Массовые протесты репатриантов, подстрекаемых (до сих пор!) «русскими» политиками-популистами, объяснялись, во-первых, привычкой ощущать себя массой, а, во-вторых, стремлением получить заветный «ришайон» без проверки, без серьезного изучения иврита, под общий ор: «русские» врачи (инженеры, учителя и пр.) – специалисты высшего класса! Горенштейн имел моральное право призывать этих людей к самокритичному подходу, поскольку именно так подходил к самому себе! Вопреки представлениям последней алии о «зажравшихся ватиках», он прошел и через унизительные столкновения с израильскими бюрократами, и через безденежье, но всегда думал о главном. Прирожденный хирург, еще студентом делавший операции, не имевшие аналогов, вспоминает о своей абсорбции в «Хадассе»:

«Подлинным шоком для меня оказались врачи. Я уже привык в ленинградской клинике, что я – особа выдающихся способностей, а тут все вокруг в худшем случае - как я, а многие – гораздо способнее. И действительно – все, с кем я начинал работать тогда, от стажеров до резидентов, - сегодня профессора, заведующие клиниками, многие – с мировой известностью. Не меньшим шоком оказались их знания медицины, не хирургии, а именно медицины. Они диагностировали и лечили хирургических больных, как заправские терапевты, они читали ЭКГ, не обращаясь к терапевтам. Одним словом, они были хирургами и врачами – явление, мне ранее неизвестное».
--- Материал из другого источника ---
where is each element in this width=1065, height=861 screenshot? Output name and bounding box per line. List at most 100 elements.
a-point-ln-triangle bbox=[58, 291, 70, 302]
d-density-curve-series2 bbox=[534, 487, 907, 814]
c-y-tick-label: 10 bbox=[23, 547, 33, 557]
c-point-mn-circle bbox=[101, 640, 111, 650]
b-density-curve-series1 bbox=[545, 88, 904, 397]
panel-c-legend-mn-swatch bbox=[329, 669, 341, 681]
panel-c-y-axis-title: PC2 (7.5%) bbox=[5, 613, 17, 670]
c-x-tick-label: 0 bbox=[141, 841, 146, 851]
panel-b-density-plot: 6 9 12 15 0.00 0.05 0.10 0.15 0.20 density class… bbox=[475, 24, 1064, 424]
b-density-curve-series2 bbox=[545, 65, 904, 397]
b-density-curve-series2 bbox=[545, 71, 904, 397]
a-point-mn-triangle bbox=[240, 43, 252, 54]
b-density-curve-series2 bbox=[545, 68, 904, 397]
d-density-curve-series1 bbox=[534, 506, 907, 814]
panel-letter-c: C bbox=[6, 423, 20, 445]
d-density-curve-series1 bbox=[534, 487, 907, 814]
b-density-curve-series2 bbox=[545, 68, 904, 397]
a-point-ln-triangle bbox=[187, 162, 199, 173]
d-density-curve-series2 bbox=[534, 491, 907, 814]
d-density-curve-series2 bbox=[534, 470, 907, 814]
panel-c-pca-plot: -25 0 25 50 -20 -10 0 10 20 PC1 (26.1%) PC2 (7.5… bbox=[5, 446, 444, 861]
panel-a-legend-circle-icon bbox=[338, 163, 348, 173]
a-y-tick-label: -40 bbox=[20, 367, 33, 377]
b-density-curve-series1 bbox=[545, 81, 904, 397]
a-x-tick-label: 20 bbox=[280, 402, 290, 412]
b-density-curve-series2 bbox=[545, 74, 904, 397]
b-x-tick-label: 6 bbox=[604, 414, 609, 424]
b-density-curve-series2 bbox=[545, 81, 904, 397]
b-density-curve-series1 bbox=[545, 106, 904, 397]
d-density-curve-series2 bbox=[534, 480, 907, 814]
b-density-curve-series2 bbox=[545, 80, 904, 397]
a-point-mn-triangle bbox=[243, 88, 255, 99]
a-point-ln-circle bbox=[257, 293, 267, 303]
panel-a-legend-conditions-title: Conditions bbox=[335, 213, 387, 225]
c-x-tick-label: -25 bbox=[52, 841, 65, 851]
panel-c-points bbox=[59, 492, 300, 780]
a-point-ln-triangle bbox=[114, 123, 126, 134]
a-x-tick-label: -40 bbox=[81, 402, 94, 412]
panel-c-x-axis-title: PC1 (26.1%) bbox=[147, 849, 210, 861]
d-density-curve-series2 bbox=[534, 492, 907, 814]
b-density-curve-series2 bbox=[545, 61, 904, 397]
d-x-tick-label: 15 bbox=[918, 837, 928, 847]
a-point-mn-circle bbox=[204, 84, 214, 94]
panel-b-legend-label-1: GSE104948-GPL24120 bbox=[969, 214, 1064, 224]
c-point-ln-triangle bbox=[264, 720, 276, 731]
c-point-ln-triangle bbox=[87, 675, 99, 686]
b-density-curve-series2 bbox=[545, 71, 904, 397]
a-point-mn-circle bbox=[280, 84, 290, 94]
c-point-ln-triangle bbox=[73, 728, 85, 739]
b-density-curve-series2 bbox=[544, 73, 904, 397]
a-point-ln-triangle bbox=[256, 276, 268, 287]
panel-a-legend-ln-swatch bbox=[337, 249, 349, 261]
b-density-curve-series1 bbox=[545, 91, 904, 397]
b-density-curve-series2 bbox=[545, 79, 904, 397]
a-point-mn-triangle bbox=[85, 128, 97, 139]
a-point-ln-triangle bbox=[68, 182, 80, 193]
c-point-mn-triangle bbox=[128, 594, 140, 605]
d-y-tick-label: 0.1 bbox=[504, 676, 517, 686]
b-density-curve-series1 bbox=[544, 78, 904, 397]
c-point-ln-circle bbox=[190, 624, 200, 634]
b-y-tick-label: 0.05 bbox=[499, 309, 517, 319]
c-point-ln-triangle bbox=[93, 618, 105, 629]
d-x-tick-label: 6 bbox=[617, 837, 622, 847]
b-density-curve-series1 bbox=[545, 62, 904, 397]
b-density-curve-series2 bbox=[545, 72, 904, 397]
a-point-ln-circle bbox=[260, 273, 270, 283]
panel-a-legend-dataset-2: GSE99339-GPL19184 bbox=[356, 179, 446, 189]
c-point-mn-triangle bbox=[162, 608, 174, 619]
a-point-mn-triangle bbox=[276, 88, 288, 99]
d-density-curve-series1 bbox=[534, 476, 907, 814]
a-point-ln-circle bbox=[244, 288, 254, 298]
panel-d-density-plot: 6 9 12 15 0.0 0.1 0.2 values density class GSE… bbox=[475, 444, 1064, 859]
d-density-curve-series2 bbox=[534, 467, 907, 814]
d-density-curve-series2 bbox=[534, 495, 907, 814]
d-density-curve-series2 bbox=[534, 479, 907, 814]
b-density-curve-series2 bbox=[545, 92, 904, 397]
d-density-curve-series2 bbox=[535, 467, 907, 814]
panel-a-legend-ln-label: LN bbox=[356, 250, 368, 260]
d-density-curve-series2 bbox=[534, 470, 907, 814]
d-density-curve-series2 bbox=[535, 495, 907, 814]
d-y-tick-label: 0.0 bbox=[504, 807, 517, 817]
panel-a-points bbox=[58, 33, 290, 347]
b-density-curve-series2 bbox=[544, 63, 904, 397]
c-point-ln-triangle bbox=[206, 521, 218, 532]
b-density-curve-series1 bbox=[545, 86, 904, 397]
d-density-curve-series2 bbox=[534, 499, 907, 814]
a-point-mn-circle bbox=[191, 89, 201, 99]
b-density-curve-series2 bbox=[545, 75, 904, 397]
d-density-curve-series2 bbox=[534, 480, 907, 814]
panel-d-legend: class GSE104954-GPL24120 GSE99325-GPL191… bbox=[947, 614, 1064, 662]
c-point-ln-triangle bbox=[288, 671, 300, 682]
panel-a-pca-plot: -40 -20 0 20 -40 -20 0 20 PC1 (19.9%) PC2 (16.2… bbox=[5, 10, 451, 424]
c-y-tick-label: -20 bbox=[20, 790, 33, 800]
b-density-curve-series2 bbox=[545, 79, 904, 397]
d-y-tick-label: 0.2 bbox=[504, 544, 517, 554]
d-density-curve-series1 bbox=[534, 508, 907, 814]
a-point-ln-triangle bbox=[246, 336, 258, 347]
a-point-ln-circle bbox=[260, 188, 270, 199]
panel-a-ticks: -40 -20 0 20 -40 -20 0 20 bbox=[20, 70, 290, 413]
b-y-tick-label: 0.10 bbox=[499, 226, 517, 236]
Не такой уж молоденький репатриант принял стратегическое решение:

«Попав на общие обходы, я сильно загрустил от своей необразованности. Грусть грустью, но надо выживать. И я открыл великую кампанию ликбеза, просиживая часами в библиотеке госпиталя над руководствами по патофизиологии, биохимии, микробиологии, педиатрии, давно забытыми после окончания института».

Горенштейн не держался за престижную «Хадассу» - он ушел в тогда невысоко котировавшийся госпиталь «Вольфсон». Там приобрел заслуженный авторитет и инициировал отпочкование от педиатрического отделения специального отделения детской хирургии, которое возглавлял много лет. В нем было спасено много детей с тяжелыми врожденными патологиями, а молодые врачи обучались впервые примененным в Израиле методикам лечения. Горенштейн участвовал в международной программе «Спасите сердце ребенка», посетил много стран, в том числе Россию, где проводил тренинг с детскими кардиохирургами. При этом успевал описывать свои новаторские операции в ведущих научных журналах, и Тель-Авивский университет присвоил ему звание профессора.

Книга «Глядя в прошлое» - это знакомство с жизнью удивительного человека, скромность которого не могла скрыть его блестящие достоинства и богатство духовного мира. Недавно она была издана в переводе на иврит. Я уверен, что читателя из любой страны эта сдержанно-благородная исповедь не оставила бы равнодушным.